Most scientists studying the relationship of stress and immune function, however, do not study a sudden, short-lived stressor; rather, they try to study more constant and frequent stressors known as chronic stress, such as that caused by relationships with family, friends, and co-workers, or sustained challenges to perform well at one’s work. Some scientists are investigating whether ongoing stress takes a toll on the immune system.
2. Sleep & Hygiene
A number of studies have outlined the positives of getting a good night sleep, which include a better metabolism, lower blood pressure, a higher concentration level, and much more.
Additionally, simply keeping your hands clean is one of the best ways to ward off illness, according to the Centres for Disease Control and Prevention.

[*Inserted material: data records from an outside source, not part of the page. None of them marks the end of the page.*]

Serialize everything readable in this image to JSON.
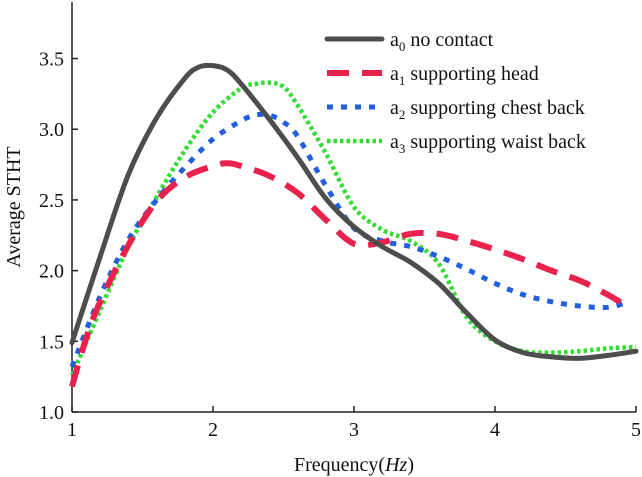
{
  "chart_data": {
    "type": "line",
    "title": "",
    "xlabel": "Frequency(",
    "xlabel_italic": "Hz",
    "xlabel_suffix": ")",
    "ylabel": "Average  STHT",
    "xlim": [
      1,
      5
    ],
    "ylim": [
      1.0,
      3.9
    ],
    "xticks": [
      1,
      2,
      3,
      4,
      5
    ],
    "xtick_labels": [
      "1",
      "2",
      "3",
      "4",
      "5"
    ],
    "yticks": [
      1.0,
      1.5,
      2.0,
      2.5,
      3.0,
      3.5
    ],
    "ytick_labels": [
      "1.0",
      "1.5",
      "2.0",
      "2.5",
      "3.0",
      "3.5"
    ],
    "grid": false,
    "legend_position": "top-right",
    "series": [
      {
        "name": "a0 no contact",
        "label_prefix": "a",
        "label_sub": "0",
        "label_text": " no contact",
        "color": "#4d4d4d",
        "style": "solid",
        "x": [
          1.0,
          1.2,
          1.4,
          1.6,
          1.8,
          1.9,
          2.0,
          2.1,
          2.2,
          2.4,
          2.6,
          2.8,
          3.0,
          3.2,
          3.4,
          3.6,
          3.8,
          4.0,
          4.2,
          4.4,
          4.6,
          4.8,
          5.0
        ],
        "y": [
          1.49,
          2.1,
          2.68,
          3.08,
          3.36,
          3.44,
          3.45,
          3.42,
          3.32,
          3.07,
          2.8,
          2.51,
          2.31,
          2.17,
          2.06,
          1.91,
          1.7,
          1.51,
          1.42,
          1.39,
          1.38,
          1.4,
          1.43
        ]
      },
      {
        "name": "a1 supporting head",
        "label_prefix": "a",
        "label_sub": "1",
        "label_text": " supporting head",
        "color": "#e8224d",
        "style": "dashed",
        "x": [
          1.0,
          1.1,
          1.2,
          1.4,
          1.6,
          1.8,
          2.0,
          2.1,
          2.2,
          2.4,
          2.6,
          2.8,
          3.0,
          3.2,
          3.4,
          3.6,
          3.8,
          4.0,
          4.2,
          4.4,
          4.6,
          4.8,
          4.95
        ],
        "y": [
          1.18,
          1.52,
          1.78,
          2.18,
          2.49,
          2.66,
          2.74,
          2.76,
          2.74,
          2.67,
          2.55,
          2.36,
          2.19,
          2.2,
          2.26,
          2.26,
          2.21,
          2.15,
          2.08,
          2.0,
          1.93,
          1.83,
          1.74
        ]
      },
      {
        "name": "a2 supporting chest back",
        "label_prefix": "a",
        "label_sub": "2",
        "label_text": " supporting chest back",
        "color": "#1f5fe0",
        "style": "dotted",
        "x": [
          1.0,
          1.2,
          1.4,
          1.6,
          1.8,
          2.0,
          2.2,
          2.3,
          2.4,
          2.5,
          2.6,
          2.8,
          3.0,
          3.2,
          3.4,
          3.6,
          3.8,
          4.0,
          4.2,
          4.4,
          4.6,
          4.8,
          4.95
        ],
        "y": [
          1.32,
          1.82,
          2.22,
          2.5,
          2.73,
          2.93,
          3.06,
          3.1,
          3.1,
          3.05,
          2.95,
          2.6,
          2.3,
          2.21,
          2.17,
          2.1,
          2.01,
          1.91,
          1.83,
          1.78,
          1.75,
          1.74,
          1.78
        ]
      },
      {
        "name": "a3 supporting waist back",
        "label_prefix": "a",
        "label_sub": "3",
        "label_text": " supporting waist back",
        "color": "#33dd33",
        "style": "dotted",
        "x": [
          1.0,
          1.2,
          1.4,
          1.6,
          1.8,
          2.0,
          2.2,
          2.3,
          2.4,
          2.5,
          2.6,
          2.8,
          3.0,
          3.2,
          3.4,
          3.6,
          3.8,
          4.0,
          4.2,
          4.4,
          4.6,
          4.8,
          5.0
        ],
        "y": [
          1.26,
          1.72,
          2.17,
          2.52,
          2.85,
          3.12,
          3.29,
          3.32,
          3.33,
          3.3,
          3.17,
          2.83,
          2.45,
          2.29,
          2.21,
          2.05,
          1.67,
          1.5,
          1.43,
          1.42,
          1.43,
          1.45,
          1.46
        ]
      }
    ]
  }
}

Professionals now recommend that individuals should wash their hands for 15 to 20 seconds while using warm water and soap before preparing food or eating and after coughing, sneezing, using the bathroom, or touching public surfaces, etc.
Another healthy habit vital to preventing sickness is getting a full eight hours of sleep each night, which may help regulate immune function.
3. Drink More Water
One of the most basic and easiest things you can do to help boost your struggling immune system is to simply make sure that you’re drinking enough water throughout the day.

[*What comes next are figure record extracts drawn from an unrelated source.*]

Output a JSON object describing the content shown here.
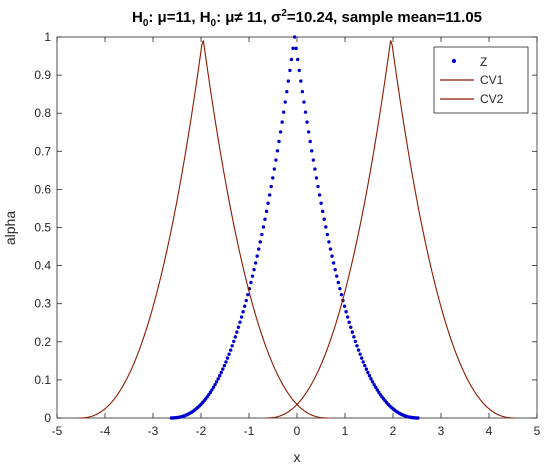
{
  "chart_data": {
    "type": "line",
    "title_parts": {
      "h0a_prefix": "H",
      "h0a_sub": "0",
      "h0a_rest": ": μ=11, ",
      "h0b_prefix": "H",
      "h0b_sub": "0",
      "h0b_rest": ": μ≠ 11,  σ",
      "sigma_sup": "2",
      "tail": "=10.24,  sample mean=11.05"
    },
    "xlabel": "x",
    "ylabel": "alpha",
    "xlim": [
      -5,
      5
    ],
    "ylim": [
      0,
      1
    ],
    "x_ticks": [
      "-5",
      "-4",
      "-3",
      "-2",
      "-1",
      "0",
      "1",
      "2",
      "3",
      "4",
      "5"
    ],
    "y_ticks": [
      "0",
      "0.1",
      "0.2",
      "0.3",
      "0.4",
      "0.5",
      "0.6",
      "0.7",
      "0.8",
      "0.9",
      "1"
    ],
    "grid": false,
    "legend_position": "top-right",
    "series": [
      {
        "name": "Z",
        "style": "dots",
        "color": "#0000cc",
        "center": -0.05,
        "left_foot": -2.65,
        "right_foot": 2.55
      },
      {
        "name": "CV1",
        "style": "line",
        "color": "#8b1a00",
        "center": -1.96,
        "left_foot": -4.55,
        "right_foot": 0.65
      },
      {
        "name": "CV2",
        "style": "line",
        "color": "#8b1a00",
        "center": 1.96,
        "left_foot": -0.65,
        "right_foot": 4.55
      }
    ]
  }
}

“Besides for the obvious dangers of not drinking enough water, dehydration can cause constipation, headaches, and compromised immunity,” says health and wellness expert, Samantha Morris. “Similarly, proper hydration facilitates a healthy immune system by helping the body flush out toxins and foreign infections.”
4. Have A Healthy Diet
According to research, what you eat is likely going to affect your immune system. Dr. Bethany Tennant, a naturopathic physician and certified nutrition specialist commented on the matter, saying “The immune system is highly impacted by what you consume.” She continued, “You can improve the immune system by supporting a healthy gut including probiotics, probiotics and fiber.”
All considered, it’s recommended that individuals do not to add any medicines or supplements to their diet without consulting their doctor.
Working out regularly can mobilise your T cells, a type of white blood cell known to guard the body against infection. In a 2006 study of 115 women, participants who engaged in moderate exercise (such as brisk walking) for an average of 30 minutes daily for a year had about half the risk of colds as those who did not work out routinely.
Regularly engaging in intense, vigorous activity like running, on the other hand, may weaken your immune function and leave you more susceptible to viral infections. However, animal-based research suggests that supplementing with the antioxidant quercetin could reduce flu risk among athletes.